Do you have anything cite for this claim? All the research I'm aware of strongly suggests (1) It's extremely hard for adults to learn new languages - usually requiring many more hours compared to kids learning second language (2) Brain circuitry to hear, distinguish and pronounce new sounds effectively gets shutdown in older age.
I too often read about research that suggests children are better at learning languages than adults, which may or not be true, but I am rarely convinced by these reports. Finding a correlation between the age a person started learning a language and their fluency, the reports then conclude that children are superior learners, without considering other factors like that bi-lingual children are exposed to their languages constantly and must learn them to communicate with others, while adult learners find 2 hours of study onerous and suffer few if any consequences from not learning.
Other studies are more scientifically rigorous, testing the aptitude of various language learning abilities with quizzes and games, but I think we can infer very little about the efficiency of long term studying from these narrow tests.
Just anecdotally, I live in Japan, and most foreigners I know who come as adults and work in a Japanese environment are conversational in a year, fluent in 3 or 4.
I only have this anecdote. My wife, two kids (3 & 5 years old) and I have been taking Mandarin classes for the past six months. My wife & I pick up the concepts, grammar/patterns and vocabulary about three times faster than our kids (we are also forced to work harder at it because we're constantly reinforcing the lessons to them, so that inherently biases this analysis). That said, their pronunciation is muuuuuuuch better than ours.
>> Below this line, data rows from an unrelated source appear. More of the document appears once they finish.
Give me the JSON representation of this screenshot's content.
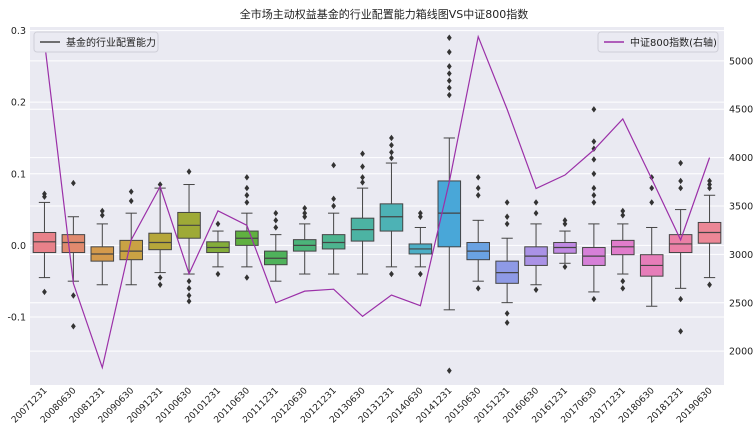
{
  "chart_data": {
    "type": "box",
    "title": "全市场主动权益基金的行业配置能力箱线图VS中证800指数",
    "categories": [
      "20071231",
      "20080630",
      "20081231",
      "20090630",
      "20091231",
      "20100630",
      "20101231",
      "20110630",
      "20111231",
      "20120630",
      "20121231",
      "20130630",
      "20131231",
      "20140630",
      "20141231",
      "20150630",
      "20151231",
      "20160630",
      "20161231",
      "20170630",
      "20171231",
      "20180630",
      "20181231",
      "20190630"
    ],
    "left_axis": {
      "ylim": [
        -0.195,
        0.305
      ],
      "ticks": [
        -0.1,
        0.0,
        0.1,
        0.2,
        0.3
      ],
      "tick_labels": [
        "-0.1",
        "0.0",
        "0.1",
        "0.2",
        "0.3"
      ]
    },
    "right_axis": {
      "ylim": [
        1650,
        5350
      ],
      "ticks": [
        2000,
        2500,
        3000,
        3500,
        4000,
        4500,
        5000
      ],
      "tick_labels": [
        "2000",
        "2500",
        "3000",
        "3500",
        "4000",
        "4500",
        "5000"
      ]
    },
    "legend_left": {
      "label": "基金的行业配置能力",
      "placement": "top-left"
    },
    "legend_right": {
      "label": "中证800指数(右轴)",
      "placement": "top-right"
    },
    "line_color": "#9b30a8",
    "boxes": [
      {
        "q1": -0.01,
        "med": 0.005,
        "q3": 0.018,
        "wlo": -0.045,
        "whi": 0.06,
        "fliers": [
          0.072,
          0.068,
          -0.065
        ],
        "color": "#e8818a"
      },
      {
        "q1": -0.01,
        "med": 0.004,
        "q3": 0.015,
        "wlo": -0.05,
        "whi": 0.04,
        "fliers": [
          0.087,
          -0.07,
          -0.113
        ],
        "color": "#e08a6e"
      },
      {
        "q1": -0.022,
        "med": -0.012,
        "q3": -0.002,
        "wlo": -0.055,
        "whi": 0.03,
        "fliers": [
          0.048,
          0.042
        ],
        "color": "#d49a4c"
      },
      {
        "q1": -0.02,
        "med": -0.008,
        "q3": 0.007,
        "wlo": -0.055,
        "whi": 0.045,
        "fliers": [
          0.075,
          0.062
        ],
        "color": "#c9a244"
      },
      {
        "q1": -0.006,
        "med": 0.004,
        "q3": 0.017,
        "wlo": -0.038,
        "whi": 0.08,
        "fliers": [
          0.085,
          -0.045,
          -0.055
        ],
        "color": "#b6a73a"
      },
      {
        "q1": 0.01,
        "med": 0.028,
        "q3": 0.046,
        "wlo": -0.04,
        "whi": 0.085,
        "fliers": [
          0.103,
          -0.05,
          -0.06,
          -0.07,
          -0.078
        ],
        "color": "#9eaa37"
      },
      {
        "q1": -0.01,
        "med": -0.003,
        "q3": 0.005,
        "wlo": -0.03,
        "whi": 0.02,
        "fliers": [
          0.03,
          -0.04
        ],
        "color": "#84ad3a"
      },
      {
        "q1": 0.0,
        "med": 0.01,
        "q3": 0.02,
        "wlo": -0.03,
        "whi": 0.045,
        "fliers": [
          0.095,
          0.08,
          0.07,
          0.06,
          -0.045
        ],
        "color": "#60b040"
      },
      {
        "q1": -0.027,
        "med": -0.018,
        "q3": -0.008,
        "wlo": -0.05,
        "whi": 0.015,
        "fliers": [
          0.045,
          0.035,
          0.025
        ],
        "color": "#4fb25b"
      },
      {
        "q1": -0.008,
        "med": 0.0,
        "q3": 0.008,
        "wlo": -0.04,
        "whi": 0.03,
        "fliers": [
          0.052,
          0.045,
          0.04
        ],
        "color": "#4cb47a"
      },
      {
        "q1": -0.005,
        "med": 0.004,
        "q3": 0.015,
        "wlo": -0.04,
        "whi": 0.045,
        "fliers": [
          0.112,
          0.065,
          0.055
        ],
        "color": "#4db48f"
      },
      {
        "q1": 0.006,
        "med": 0.022,
        "q3": 0.038,
        "wlo": -0.04,
        "whi": 0.08,
        "fliers": [
          0.128,
          0.11,
          0.095,
          0.088
        ],
        "color": "#4cb3a3"
      },
      {
        "q1": 0.02,
        "med": 0.04,
        "q3": 0.058,
        "wlo": -0.03,
        "whi": 0.115,
        "fliers": [
          0.15,
          0.14,
          0.13,
          0.122,
          -0.04
        ],
        "color": "#4db2b5"
      },
      {
        "q1": -0.012,
        "med": -0.005,
        "q3": 0.002,
        "wlo": -0.03,
        "whi": 0.025,
        "fliers": [
          0.045,
          0.04,
          -0.04
        ],
        "color": "#4dafc6"
      },
      {
        "q1": -0.002,
        "med": 0.045,
        "q3": 0.09,
        "wlo": -0.09,
        "whi": 0.15,
        "fliers": [
          0.29,
          0.27,
          0.25,
          0.24,
          0.23,
          0.22,
          0.21,
          -0.175
        ],
        "color": "#49a7d8"
      },
      {
        "q1": -0.02,
        "med": -0.008,
        "q3": 0.004,
        "wlo": -0.05,
        "whi": 0.035,
        "fliers": [
          0.095,
          0.08,
          0.07,
          -0.06
        ],
        "color": "#6aa2e2"
      },
      {
        "q1": -0.053,
        "med": -0.038,
        "q3": -0.022,
        "wlo": -0.08,
        "whi": 0.01,
        "fliers": [
          0.06,
          0.04,
          0.03,
          -0.095,
          -0.108
        ],
        "color": "#8e9ae6"
      },
      {
        "q1": -0.028,
        "med": -0.015,
        "q3": -0.002,
        "wlo": -0.055,
        "whi": 0.03,
        "fliers": [
          0.06,
          0.045,
          -0.062
        ],
        "color": "#aa92e6"
      },
      {
        "q1": -0.011,
        "med": -0.003,
        "q3": 0.004,
        "wlo": -0.025,
        "whi": 0.02,
        "fliers": [
          0.035,
          0.03,
          -0.03
        ],
        "color": "#c089e3"
      },
      {
        "q1": -0.028,
        "med": -0.015,
        "q3": -0.003,
        "wlo": -0.065,
        "whi": 0.03,
        "fliers": [
          0.19,
          0.145,
          0.135,
          0.12,
          0.1,
          0.08,
          0.07,
          0.06,
          -0.075
        ],
        "color": "#d680d8"
      },
      {
        "q1": -0.013,
        "med": -0.002,
        "q3": 0.007,
        "wlo": -0.04,
        "whi": 0.03,
        "fliers": [
          0.048,
          0.042,
          -0.05,
          -0.06
        ],
        "color": "#e07ccb"
      },
      {
        "q1": -0.043,
        "med": -0.028,
        "q3": -0.013,
        "wlo": -0.085,
        "whi": 0.025,
        "fliers": [
          0.095,
          0.08,
          0.06
        ],
        "color": "#e67db9"
      },
      {
        "q1": -0.01,
        "med": 0.002,
        "q3": 0.015,
        "wlo": -0.06,
        "whi": 0.05,
        "fliers": [
          0.115,
          0.09,
          0.08,
          -0.075,
          -0.12
        ],
        "color": "#eb80a6"
      },
      {
        "q1": 0.003,
        "med": 0.018,
        "q3": 0.032,
        "wlo": -0.045,
        "whi": 0.07,
        "fliers": [
          0.09,
          0.085,
          0.08,
          -0.055
        ],
        "color": "#ec8796"
      }
    ],
    "line_values": [
      5200,
      2700,
      1830,
      3150,
      3700,
      2800,
      3450,
      3300,
      2500,
      2620,
      2640,
      2360,
      2580,
      2470,
      3750,
      5250,
      4500,
      3680,
      3820,
      4080,
      4400,
      3780,
      3150,
      4000
    ]
  }
}
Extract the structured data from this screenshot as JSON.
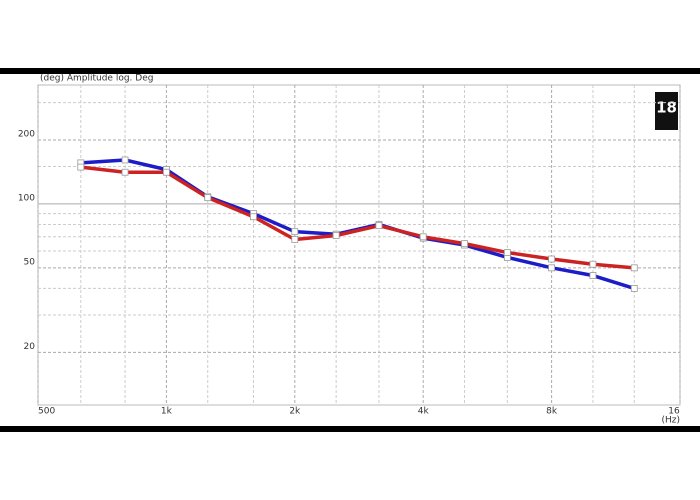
{
  "chart_data": {
    "type": "line",
    "title": "(deg)  Amplitude log. Deg",
    "x_label": "(Hz)",
    "logo": "18",
    "x": [
      630,
      800,
      1000,
      1250,
      1600,
      2000,
      2500,
      3150,
      4000,
      5000,
      6300,
      8000,
      10000,
      12500
    ],
    "series": [
      {
        "name": "Blue",
        "color": "#1c1cc8",
        "values": [
          156,
          161,
          145,
          108,
          90,
          74,
          72,
          80,
          69,
          64,
          56,
          50,
          46,
          40
        ]
      },
      {
        "name": "Red",
        "color": "#cc2222",
        "values": [
          149,
          141,
          141,
          107,
          87,
          68,
          71,
          79,
          70,
          65,
          59,
          55,
          52,
          50
        ]
      }
    ],
    "xlim": [
      500,
      16000
    ],
    "ylim": [
      11.3,
      363
    ],
    "xlog": true,
    "ylog": true,
    "xticks": [
      500,
      {
        "value": 1000,
        "label": "1k"
      },
      {
        "value": 2000,
        "label": "2k"
      },
      {
        "value": 4000,
        "label": "4k"
      },
      {
        "value": 8000,
        "label": "8k"
      },
      {
        "value": 16000,
        "label": "16"
      }
    ],
    "yticks": [
      20,
      50,
      100,
      200
    ],
    "xgrid": [
      630,
      800,
      1250,
      1600,
      2500,
      3150,
      5000,
      6300,
      10000,
      12500
    ],
    "ygrid": [
      30,
      40,
      60,
      70,
      80,
      90,
      150,
      300
    ],
    "grid": true
  }
}
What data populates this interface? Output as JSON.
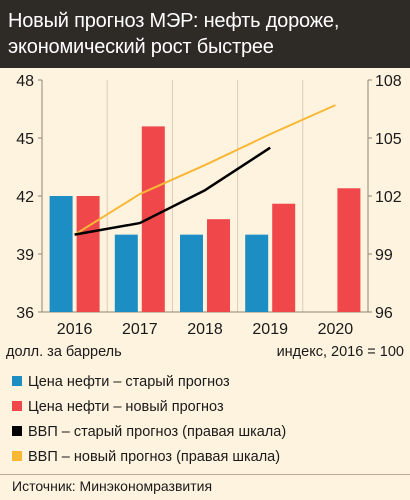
{
  "header": {
    "title": "Новый прогноз МЭР: нефть дороже, экономический рост быстрее"
  },
  "chart_data": {
    "type": "bar",
    "categories": [
      "2016",
      "2017",
      "2018",
      "2019",
      "2020"
    ],
    "left_axis": {
      "ticks": [
        "48",
        "45",
        "42",
        "39",
        "36"
      ],
      "ylim": [
        36,
        48
      ],
      "unit_label": "долл. за баррель"
    },
    "right_axis": {
      "ticks": [
        "108",
        "105",
        "102",
        "99",
        "96"
      ],
      "ylim": [
        96,
        108
      ],
      "unit_label": "индекс, 2016 = 100"
    },
    "bar_series": [
      {
        "name": "Цена нефти – старый прогноз",
        "color": "#1c8ec3",
        "values": [
          42,
          40,
          40,
          40,
          null
        ]
      },
      {
        "name": "Цена нефти – новый прогноз",
        "color": "#f0484a",
        "values": [
          42,
          45.6,
          40.8,
          41.6,
          42.4
        ]
      }
    ],
    "line_series": [
      {
        "name": "ВВП – старый прогноз (правая шкала)",
        "color": "#000000",
        "axis": "right",
        "values": [
          100,
          100.6,
          102.3,
          104.5,
          null
        ]
      },
      {
        "name": "ВВП – новый прогноз (правая шкала)",
        "color": "#f8b835",
        "axis": "right",
        "values": [
          100,
          102.1,
          103.6,
          105.2,
          106.7
        ]
      }
    ],
    "grid": "vertical"
  },
  "legend": {
    "items": [
      {
        "label": "Цена нефти – старый прогноз",
        "color": "#1c8ec3"
      },
      {
        "label": "Цена нефти – новый прогноз",
        "color": "#f0484a"
      },
      {
        "label": "ВВП – старый прогноз (правая шкала)",
        "color": "#000000"
      },
      {
        "label": "ВВП – новый прогноз (правая шкала)",
        "color": "#f8b835"
      }
    ]
  },
  "source": "Источник: Минэкономразвития"
}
Kids learn by observing and interacting in the language. Adults usually learn the grammar and vocabulary directly, which is a slower mechanism for the brain.
Unfortunately I can't remember where I heard that recently. Knowing my own habits, it wasn't merely hearsay, and may have been from a podcast or other such non-fiction program, and still may have been a rogue opinion. I wish I could think of it. I'll Google around this evening.
For most people this is probably true, but I started learning Mandarin in college and now have a native-sounding accent, and I know others who have pulled it off too.
I think the key was that in the first few months of studying Mandarin, I listened to recordings of short phrases and repeated them back over and over again until I sounded exactly like the recording. I spent hours in my university's language lab with headphones on, doing this.
But you have to be able to imitate sounds that you hear, and I guess not everyone is naturally good at this. I'd imagine that people who are good at doing impressions, as well as perhaps people with musical talent, have an advantage at learning accents.
What I've gathered is that accents depend on your ability to distinguish phonemes - the classic example is that in western languages there is p vs. b sound - whereas in Tagalog there is also a pb intermediate sound.
If you have an ear for knowing that some languages use that phoneme, you will be more likely to be able to both hear and articulate these sounds (i.e., your aptitude for learning language accents is higher)
I was watching a reality TV show last week (flip this old beach house or somesuch) where a father and his toddler daughter had approximately this dialog.
I'm unconvinced that a school-setting can teach children languages vastly more effectively than an adult (or an adult can self-teach). Maybe for very young children, but even that I'm sceptical of.
Hmm dude, everybody here who is not a native English speaker knows at least a second language on top of his mother tongue. I'm French, fluent in English and conversational in Spanish and German and I don't think it's so impressive.
Chinese on the other hand is a bit tougher because the writing is so different.
You're speaking four related western European languages.
For example, when you learned English, notwithstanding the fact that you are surrounded by English since you're a child, you had from day one several thousands words of vocabulary and knew a superset of the English grammar (FYI, 45% of English words are of French origin).
I'm fluent in three European languages as well. I can feel that I could pick up Italian or Dutch very easily (I'm > 35 y.o.). When trying Russian with my gf, I don't have the same feeling.
It's impressive in America, where it's not needed, and moreso because Chinese is "exotic" and superficially less "practical" than learning Spanish, which is a useful thing to know south of New York.